- Born: June 26, 1975 (age 51) Tashkent, Soviet Union
- Education: Moscow State Institute of International Relations
- Occupations: Entrepreneur and business executive
- Years active: 2000s—current
- Organization: Love Syndrome
- Known for: Former CEO of AliExpress Russia
- Children: 3

= Dmitry Sergeev (businessman) =

Dmitry Aleksandrovich Sergeev (born 26 June 1975) is a Russian entrepreneur and business executive who is the chairman of the board of trustees of Love Syndrome Foundation (since 2016). He was the former CEO of AliExpress Russia (from 2019 to 2022) and board member of Mail.ru Group (from 2018 to 2022).

== Early life ==
Dmitry Sergeev was born on 26 June 1975 in Tashkent, moved to Moscow, and graduated from the Moscow State Institute of International Relations International Law department.

== Career ==
Sergeev's career began in the legal department of Alfa-Bank in the early 2000s but soon shifted toward media management. In 2022, he was appointed managing director of Regional Media Group, which consolidated Ivan Tavrin's assets in mass media. Since then, he has held executive roles in several media companies: corporate director of TV-3 channel, deputy CEO of Regional Media Group, and CEO of Media1 holding. Since 2009, he has worked at United Television Holding (UTV) and became its CEO. From 2012 to 2013, Sergeev was a director general of Kommersant publishing house.

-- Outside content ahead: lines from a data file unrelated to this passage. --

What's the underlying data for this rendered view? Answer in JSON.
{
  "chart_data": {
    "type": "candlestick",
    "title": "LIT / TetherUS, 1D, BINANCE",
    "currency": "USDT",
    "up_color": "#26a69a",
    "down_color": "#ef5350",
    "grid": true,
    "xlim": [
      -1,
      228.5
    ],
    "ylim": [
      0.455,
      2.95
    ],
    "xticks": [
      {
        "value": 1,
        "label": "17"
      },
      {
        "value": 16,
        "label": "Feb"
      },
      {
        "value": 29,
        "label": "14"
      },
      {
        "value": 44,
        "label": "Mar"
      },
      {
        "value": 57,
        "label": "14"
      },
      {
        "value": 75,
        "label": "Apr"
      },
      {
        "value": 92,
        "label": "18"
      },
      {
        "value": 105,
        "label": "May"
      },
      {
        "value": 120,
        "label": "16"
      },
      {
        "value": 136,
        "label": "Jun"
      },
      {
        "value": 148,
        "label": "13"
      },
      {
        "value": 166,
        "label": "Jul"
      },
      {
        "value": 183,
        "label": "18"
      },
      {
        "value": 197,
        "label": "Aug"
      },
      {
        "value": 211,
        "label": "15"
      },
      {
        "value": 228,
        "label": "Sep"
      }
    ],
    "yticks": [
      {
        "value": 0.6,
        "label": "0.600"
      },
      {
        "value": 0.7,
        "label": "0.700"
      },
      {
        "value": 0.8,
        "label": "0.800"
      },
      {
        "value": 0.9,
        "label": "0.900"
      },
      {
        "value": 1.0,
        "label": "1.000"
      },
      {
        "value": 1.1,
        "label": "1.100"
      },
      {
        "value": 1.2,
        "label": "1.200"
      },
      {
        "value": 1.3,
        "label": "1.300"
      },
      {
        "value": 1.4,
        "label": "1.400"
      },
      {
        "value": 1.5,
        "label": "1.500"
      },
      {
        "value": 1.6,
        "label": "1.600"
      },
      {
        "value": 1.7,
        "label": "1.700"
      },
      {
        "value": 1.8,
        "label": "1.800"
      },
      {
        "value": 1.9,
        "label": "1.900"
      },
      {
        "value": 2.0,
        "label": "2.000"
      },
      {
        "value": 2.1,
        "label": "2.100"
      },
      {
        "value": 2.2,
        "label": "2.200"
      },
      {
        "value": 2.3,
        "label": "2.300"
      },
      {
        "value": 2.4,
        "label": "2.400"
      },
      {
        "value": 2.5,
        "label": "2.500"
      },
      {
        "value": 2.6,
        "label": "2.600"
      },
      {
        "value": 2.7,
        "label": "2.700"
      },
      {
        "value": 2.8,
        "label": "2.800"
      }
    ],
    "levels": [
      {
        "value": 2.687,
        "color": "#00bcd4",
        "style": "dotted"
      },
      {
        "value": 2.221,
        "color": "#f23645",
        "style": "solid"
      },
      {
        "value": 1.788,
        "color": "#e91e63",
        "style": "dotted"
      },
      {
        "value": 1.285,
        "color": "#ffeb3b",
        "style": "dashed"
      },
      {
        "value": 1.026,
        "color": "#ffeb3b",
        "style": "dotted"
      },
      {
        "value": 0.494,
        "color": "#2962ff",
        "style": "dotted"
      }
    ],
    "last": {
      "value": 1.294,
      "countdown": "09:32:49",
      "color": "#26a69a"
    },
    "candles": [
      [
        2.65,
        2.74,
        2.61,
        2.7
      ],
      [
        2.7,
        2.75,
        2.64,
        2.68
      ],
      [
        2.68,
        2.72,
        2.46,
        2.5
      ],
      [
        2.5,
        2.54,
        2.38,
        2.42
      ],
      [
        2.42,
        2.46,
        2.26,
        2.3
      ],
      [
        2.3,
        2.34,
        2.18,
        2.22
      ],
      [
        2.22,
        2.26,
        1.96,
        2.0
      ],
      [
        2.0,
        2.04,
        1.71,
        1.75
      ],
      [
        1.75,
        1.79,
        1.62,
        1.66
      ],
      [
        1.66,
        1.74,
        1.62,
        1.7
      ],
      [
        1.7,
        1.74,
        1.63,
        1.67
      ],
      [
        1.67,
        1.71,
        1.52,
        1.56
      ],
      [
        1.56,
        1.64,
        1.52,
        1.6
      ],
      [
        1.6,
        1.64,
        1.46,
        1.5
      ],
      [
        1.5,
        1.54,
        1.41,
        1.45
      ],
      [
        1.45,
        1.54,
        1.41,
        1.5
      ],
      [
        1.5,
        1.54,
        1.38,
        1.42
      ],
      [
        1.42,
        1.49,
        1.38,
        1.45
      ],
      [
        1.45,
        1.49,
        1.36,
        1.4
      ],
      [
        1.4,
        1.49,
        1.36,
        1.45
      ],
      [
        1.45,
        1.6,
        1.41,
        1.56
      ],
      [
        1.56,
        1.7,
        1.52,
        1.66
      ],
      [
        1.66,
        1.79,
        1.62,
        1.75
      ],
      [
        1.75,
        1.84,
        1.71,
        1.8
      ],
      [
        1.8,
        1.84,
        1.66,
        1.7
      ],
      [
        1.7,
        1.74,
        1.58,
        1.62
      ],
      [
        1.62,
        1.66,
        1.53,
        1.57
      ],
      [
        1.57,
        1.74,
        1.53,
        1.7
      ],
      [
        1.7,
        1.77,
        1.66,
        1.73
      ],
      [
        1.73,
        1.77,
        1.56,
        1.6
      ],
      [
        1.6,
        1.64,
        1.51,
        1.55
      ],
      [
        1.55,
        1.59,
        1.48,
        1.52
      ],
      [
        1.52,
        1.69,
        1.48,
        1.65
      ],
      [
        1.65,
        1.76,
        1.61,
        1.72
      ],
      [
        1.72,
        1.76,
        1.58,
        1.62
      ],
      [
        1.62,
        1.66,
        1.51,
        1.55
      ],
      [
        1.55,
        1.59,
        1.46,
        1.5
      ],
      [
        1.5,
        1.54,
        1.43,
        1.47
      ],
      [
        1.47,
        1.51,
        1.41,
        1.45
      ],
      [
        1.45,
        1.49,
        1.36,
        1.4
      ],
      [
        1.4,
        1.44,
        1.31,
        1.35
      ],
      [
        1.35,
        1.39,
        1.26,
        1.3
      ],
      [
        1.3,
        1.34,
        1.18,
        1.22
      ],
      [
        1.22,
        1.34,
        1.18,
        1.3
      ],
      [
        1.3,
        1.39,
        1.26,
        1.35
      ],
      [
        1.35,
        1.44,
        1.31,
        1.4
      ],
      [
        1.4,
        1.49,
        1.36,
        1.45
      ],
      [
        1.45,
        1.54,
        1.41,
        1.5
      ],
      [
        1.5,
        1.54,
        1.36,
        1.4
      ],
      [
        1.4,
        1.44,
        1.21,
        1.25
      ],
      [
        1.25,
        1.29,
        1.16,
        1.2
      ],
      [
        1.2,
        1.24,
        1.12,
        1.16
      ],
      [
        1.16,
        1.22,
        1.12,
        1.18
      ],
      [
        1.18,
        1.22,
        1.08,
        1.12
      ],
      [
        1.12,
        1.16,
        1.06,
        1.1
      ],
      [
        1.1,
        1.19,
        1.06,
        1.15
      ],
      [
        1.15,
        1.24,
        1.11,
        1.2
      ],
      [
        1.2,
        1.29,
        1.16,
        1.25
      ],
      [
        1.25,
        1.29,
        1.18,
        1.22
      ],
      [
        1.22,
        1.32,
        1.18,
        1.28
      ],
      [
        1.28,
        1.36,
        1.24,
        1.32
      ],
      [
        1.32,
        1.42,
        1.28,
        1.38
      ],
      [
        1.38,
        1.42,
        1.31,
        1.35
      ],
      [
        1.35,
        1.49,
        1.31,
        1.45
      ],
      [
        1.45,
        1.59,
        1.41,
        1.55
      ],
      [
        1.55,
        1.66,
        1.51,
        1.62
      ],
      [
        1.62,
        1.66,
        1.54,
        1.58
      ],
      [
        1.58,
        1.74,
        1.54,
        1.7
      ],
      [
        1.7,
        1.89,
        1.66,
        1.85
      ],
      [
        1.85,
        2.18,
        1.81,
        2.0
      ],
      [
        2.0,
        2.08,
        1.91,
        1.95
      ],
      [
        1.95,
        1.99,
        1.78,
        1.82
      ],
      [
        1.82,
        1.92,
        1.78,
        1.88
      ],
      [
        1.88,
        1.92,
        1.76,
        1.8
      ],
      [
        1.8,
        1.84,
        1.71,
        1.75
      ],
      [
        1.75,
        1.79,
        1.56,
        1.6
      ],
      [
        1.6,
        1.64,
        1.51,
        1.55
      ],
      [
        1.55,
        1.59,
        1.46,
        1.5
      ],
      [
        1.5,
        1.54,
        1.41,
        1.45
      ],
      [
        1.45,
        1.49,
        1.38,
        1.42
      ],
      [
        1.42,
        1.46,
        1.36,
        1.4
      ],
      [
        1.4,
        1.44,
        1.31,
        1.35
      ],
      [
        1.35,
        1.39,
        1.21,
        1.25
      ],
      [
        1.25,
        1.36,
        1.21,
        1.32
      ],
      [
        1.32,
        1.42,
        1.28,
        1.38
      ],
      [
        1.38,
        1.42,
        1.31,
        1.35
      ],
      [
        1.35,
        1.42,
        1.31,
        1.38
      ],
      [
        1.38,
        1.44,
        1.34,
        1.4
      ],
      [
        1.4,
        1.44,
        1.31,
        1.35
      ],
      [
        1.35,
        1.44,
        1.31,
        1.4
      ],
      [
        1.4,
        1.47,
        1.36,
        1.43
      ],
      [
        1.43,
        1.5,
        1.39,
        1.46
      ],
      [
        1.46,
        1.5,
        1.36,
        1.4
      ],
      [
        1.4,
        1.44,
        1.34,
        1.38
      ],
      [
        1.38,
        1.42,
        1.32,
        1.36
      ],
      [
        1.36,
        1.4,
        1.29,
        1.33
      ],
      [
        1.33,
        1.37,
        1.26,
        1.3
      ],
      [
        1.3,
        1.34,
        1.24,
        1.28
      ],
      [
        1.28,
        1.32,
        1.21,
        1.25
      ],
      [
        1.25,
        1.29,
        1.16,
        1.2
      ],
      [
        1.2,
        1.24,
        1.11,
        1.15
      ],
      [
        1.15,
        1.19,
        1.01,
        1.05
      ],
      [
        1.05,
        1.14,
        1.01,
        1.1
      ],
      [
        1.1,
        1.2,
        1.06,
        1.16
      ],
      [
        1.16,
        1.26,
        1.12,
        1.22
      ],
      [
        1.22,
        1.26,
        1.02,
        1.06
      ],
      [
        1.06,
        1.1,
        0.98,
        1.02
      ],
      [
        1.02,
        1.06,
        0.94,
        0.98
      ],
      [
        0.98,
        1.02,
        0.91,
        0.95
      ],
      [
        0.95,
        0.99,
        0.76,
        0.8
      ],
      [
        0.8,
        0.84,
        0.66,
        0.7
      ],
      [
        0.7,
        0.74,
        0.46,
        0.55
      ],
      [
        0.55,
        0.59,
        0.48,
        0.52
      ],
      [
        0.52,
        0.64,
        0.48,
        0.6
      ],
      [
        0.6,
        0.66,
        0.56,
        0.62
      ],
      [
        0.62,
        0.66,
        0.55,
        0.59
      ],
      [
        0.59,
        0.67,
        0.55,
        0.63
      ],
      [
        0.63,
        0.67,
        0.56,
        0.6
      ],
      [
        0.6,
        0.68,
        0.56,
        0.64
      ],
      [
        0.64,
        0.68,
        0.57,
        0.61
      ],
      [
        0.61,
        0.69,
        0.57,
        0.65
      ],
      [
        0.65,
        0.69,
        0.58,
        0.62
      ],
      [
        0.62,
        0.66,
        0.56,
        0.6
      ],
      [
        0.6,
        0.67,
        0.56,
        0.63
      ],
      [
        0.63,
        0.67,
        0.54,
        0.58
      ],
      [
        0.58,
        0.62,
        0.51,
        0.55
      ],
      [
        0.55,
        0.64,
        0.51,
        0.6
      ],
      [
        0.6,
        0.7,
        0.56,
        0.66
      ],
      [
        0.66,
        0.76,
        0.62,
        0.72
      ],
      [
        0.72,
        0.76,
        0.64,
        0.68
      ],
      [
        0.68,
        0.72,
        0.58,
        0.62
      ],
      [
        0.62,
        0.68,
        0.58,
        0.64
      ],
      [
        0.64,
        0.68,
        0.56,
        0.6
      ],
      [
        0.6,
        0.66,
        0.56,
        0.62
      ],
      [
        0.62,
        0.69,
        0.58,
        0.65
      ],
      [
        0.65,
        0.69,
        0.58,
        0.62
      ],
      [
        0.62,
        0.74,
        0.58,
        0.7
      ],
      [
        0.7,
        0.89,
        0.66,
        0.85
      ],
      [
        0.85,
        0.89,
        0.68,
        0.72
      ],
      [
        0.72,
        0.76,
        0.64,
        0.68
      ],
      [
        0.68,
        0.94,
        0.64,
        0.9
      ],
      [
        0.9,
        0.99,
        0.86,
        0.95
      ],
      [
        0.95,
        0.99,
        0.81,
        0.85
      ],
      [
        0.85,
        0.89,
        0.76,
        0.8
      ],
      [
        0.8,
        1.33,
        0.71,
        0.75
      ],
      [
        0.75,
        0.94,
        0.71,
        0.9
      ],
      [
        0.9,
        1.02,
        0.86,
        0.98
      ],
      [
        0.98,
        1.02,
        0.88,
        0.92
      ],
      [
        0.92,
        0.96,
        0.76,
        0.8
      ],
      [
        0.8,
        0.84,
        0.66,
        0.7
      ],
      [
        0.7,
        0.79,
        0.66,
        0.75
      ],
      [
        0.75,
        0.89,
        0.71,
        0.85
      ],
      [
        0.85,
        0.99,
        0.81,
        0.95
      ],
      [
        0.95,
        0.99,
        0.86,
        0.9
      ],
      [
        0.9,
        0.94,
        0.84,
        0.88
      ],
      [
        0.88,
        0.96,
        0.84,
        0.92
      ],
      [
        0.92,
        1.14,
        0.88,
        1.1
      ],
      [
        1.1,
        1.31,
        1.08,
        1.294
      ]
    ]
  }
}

In January 2014, Sergeev was appointed executive director of VK, responsible for the financial management of the social network. Later in 2014, he became the first deputy director of Mail.ru Group. Since 2016, he has been the first deputy CEO of Mail.ru Group and subsequently became a board member in 2018. He left the board in January 2022. From 2019 to 2022, he was a co-CEO of AliExpress Russia, the joint venture of Alibaba Group, Mail.ru Group, MegaFon, and the Russian Direct Investment Fund. In 2022, Sergeev left the company.

== Philanthropy ==
Since 2016, Sergeev has been the chairman of the board of trustees of the Love Syndrome Foundation, which aims to create a comfortable environment for people with Down syndrome to study, develop, and work. He has partnered with the international Downside Up Foundation and helped launch sports, employment, and volunteering projects. He also works on public campaigns that create a positive image of people with mental disabilities in society. He produced an "Eating an Elephant" documentary about theater actors with Down syndrome and a "Small Andrew's Diary" animated movie about a boy with a mental disability.

== Personal life ==
Dmitry Sergeev is married with three children.